Jamur sebenarnya sudah hidup lebih lama dari yang kita kira. Berbagai belahan bumi telah dulu ditumbuhi jamur dan memberikan manfaat yang sama banyaknya. Namun belakangan, jamur kembali dilirik sebagai salah satu komoditas hortikultura dengan berbagai kelebihan yang dimilikinya.
Dari segi konsumen, jamur memiliki berbagai nutrisi yang dibutuhkan oleh tubuh. Bahkan banyak kandungan yang bisa menjadi obat bagi berbagai penyakit. Begitu juga bagi para pengusaha, jamur memiliki nilai ekonomi tinggi dengan kemudahan dalam proses budidayanya. Tak heran jika jamur kini banyak dilirik dan diperhitungkan khususnya di Indonesia.

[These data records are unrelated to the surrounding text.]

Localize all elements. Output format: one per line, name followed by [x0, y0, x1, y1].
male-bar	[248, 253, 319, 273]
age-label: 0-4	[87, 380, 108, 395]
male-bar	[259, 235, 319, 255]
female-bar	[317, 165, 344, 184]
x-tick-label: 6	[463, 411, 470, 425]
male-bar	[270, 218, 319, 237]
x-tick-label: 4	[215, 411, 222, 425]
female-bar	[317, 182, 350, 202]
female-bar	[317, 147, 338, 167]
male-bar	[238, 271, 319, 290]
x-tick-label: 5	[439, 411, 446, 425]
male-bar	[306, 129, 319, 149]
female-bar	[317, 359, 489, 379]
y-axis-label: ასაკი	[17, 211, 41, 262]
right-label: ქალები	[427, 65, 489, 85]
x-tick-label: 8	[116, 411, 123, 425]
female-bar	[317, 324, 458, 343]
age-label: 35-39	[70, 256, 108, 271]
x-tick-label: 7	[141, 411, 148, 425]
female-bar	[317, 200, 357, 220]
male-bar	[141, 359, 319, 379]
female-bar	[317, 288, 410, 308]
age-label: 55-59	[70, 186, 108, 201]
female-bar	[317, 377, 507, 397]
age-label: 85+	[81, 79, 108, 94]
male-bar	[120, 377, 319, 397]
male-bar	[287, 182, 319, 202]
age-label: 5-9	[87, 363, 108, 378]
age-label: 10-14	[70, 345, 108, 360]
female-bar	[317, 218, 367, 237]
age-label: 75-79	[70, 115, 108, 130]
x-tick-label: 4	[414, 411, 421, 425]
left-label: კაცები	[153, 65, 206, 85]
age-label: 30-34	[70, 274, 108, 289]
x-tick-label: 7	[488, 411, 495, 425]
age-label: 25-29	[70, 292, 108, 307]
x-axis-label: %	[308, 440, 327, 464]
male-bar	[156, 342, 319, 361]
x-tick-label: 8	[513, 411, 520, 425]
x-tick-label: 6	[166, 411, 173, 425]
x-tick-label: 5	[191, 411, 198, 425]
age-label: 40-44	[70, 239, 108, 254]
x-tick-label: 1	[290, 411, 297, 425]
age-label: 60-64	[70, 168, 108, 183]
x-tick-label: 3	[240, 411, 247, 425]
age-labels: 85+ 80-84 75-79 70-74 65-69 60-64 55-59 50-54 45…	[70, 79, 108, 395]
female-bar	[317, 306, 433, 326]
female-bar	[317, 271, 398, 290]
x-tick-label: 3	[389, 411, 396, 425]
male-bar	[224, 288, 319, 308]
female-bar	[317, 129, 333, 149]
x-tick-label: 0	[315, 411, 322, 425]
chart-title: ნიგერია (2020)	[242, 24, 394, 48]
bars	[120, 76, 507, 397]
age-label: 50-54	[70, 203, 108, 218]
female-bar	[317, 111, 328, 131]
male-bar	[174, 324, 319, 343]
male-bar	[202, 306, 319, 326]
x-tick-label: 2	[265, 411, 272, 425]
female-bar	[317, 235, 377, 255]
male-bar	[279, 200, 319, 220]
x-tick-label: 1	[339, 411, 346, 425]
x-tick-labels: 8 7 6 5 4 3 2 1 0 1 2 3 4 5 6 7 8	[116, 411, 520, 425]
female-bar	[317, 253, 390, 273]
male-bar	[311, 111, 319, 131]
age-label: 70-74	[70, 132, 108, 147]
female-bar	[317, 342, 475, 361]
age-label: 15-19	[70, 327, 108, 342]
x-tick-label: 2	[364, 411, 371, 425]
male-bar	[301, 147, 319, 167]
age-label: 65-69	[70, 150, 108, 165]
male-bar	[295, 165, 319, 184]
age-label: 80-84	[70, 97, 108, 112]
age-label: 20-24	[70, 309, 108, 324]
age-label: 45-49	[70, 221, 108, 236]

Namun pernahkah kita berfikir sebenarnya jamur itu termasuk pada kategori sayur, buah atau ada kategori lain yang memayunginya ?
Pertanyaan ini muncul bukan tanpa alasan. Jika tergolong sayuran, jamur tidak memiliki daun hijau, ungu, atau warna lain layaknya sayuran pada umumnya.
Dilansir dari Best Food Facts, Alice Henneman selaku ahli gizi dan keamanan pangan di Universitas Nebraska-Lincoln, Amerika Serikat mengatakan jamur termasuk golongan fungi.
Hal tersebut karena jamur tidak memiliki daun, akar, ataupun biji. Bahkan tidak butuh cahaya untuk tumbuh. Karena itulah jamur bukan sayuran sesungguhnya.
Meskipun secara klasifikasi biologi, jamur ada dalam kelompok/kerajaan yang berbeda dengan sayuran, namun Departemen Pertanian Amerika Serikat tetap mengelompokkan jamur ke dalam sayuran. Hal ini karena nutrisi jamur menyerupai nutrisi yang ditemukan pada sayuran lain.
Jamur memiliki banyak nutrisi yang bermanfaat bagi tubuh, sama seperti sayuran lainnya. jamur tergolong rendah kalori, rendah sodium (garam), bebas lemak, dan bebas kolesterol. Selain itu jamur juga mengandung antioksidan, protein, vitamin, beta glucan, kalium, tembaga, mineral, dan serat.
Mengkonsumsi jamur tentu baik untuk kesehatan. Jamur bisa dikonsumsi oleh penderita diabetes maupun kolesterol yang tentunya harus melalui pengolahan yang baik dan benar. Banyak sekali manfaat dari jamur yang bisa dirasakan.